Procedural Form in Postmodern American Poetry
Title | Procedural Form in Postmodern American Poetry PDF eBook |
Author | D. Huntsperger |
Publisher | Springer |
Pages | 200 |
Release | 2010-03-29 |
Genre | Literary Criticism |
ISBN | 0230106102 |
This book explores the political significance of formal experimentation in American poetry written during the 1960s, 70s and 80s.

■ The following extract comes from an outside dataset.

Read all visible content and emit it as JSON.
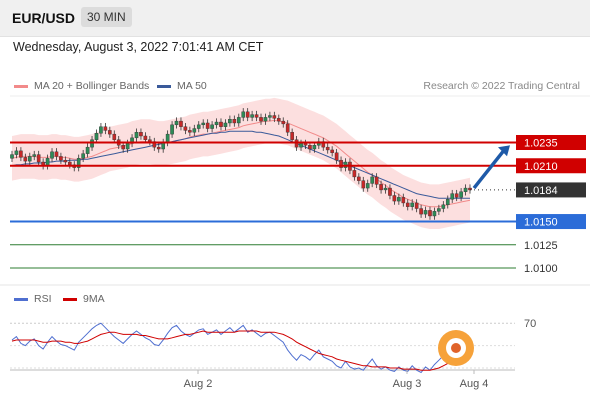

It focuses on the use of procedural forms, which involve the invention of rules or methods designed to structure the production of a poem's content.
Forces in Modern & Postmodern Poetry
Title | Forces in Modern & Postmodern Poetry PDF eBook |
Author | Albert Cook |
Publisher | Peter Lang |
Pages | 258 |
Release | 2008 |
Genre | Literary Criticism |
ISBN | 9780820451343 |
Forces in Modern and Postmodern Poetry examines the works of classic authors in the modern and postmodern literary tradition, including Stéphane Mallarmé, Wallace Stevens, Samuel Beckett, Gertrude Stein, Charles Olson, Paul Celan, Ezra Pound, William Carlos Williams, Louis Zukofsky, and John Ashbery, all from a comparative perspective. The concepts, modern and postmodern, are not used to provide definitive answers but to raise questions concerning the status of representation, issues of the self, and the use of imagery and musical invention. The wide range of the study is matched by the richly detailed analysis of specific poetic texts from an author noted for the scope and acuity of his attention to modern poetry in all its varied forms.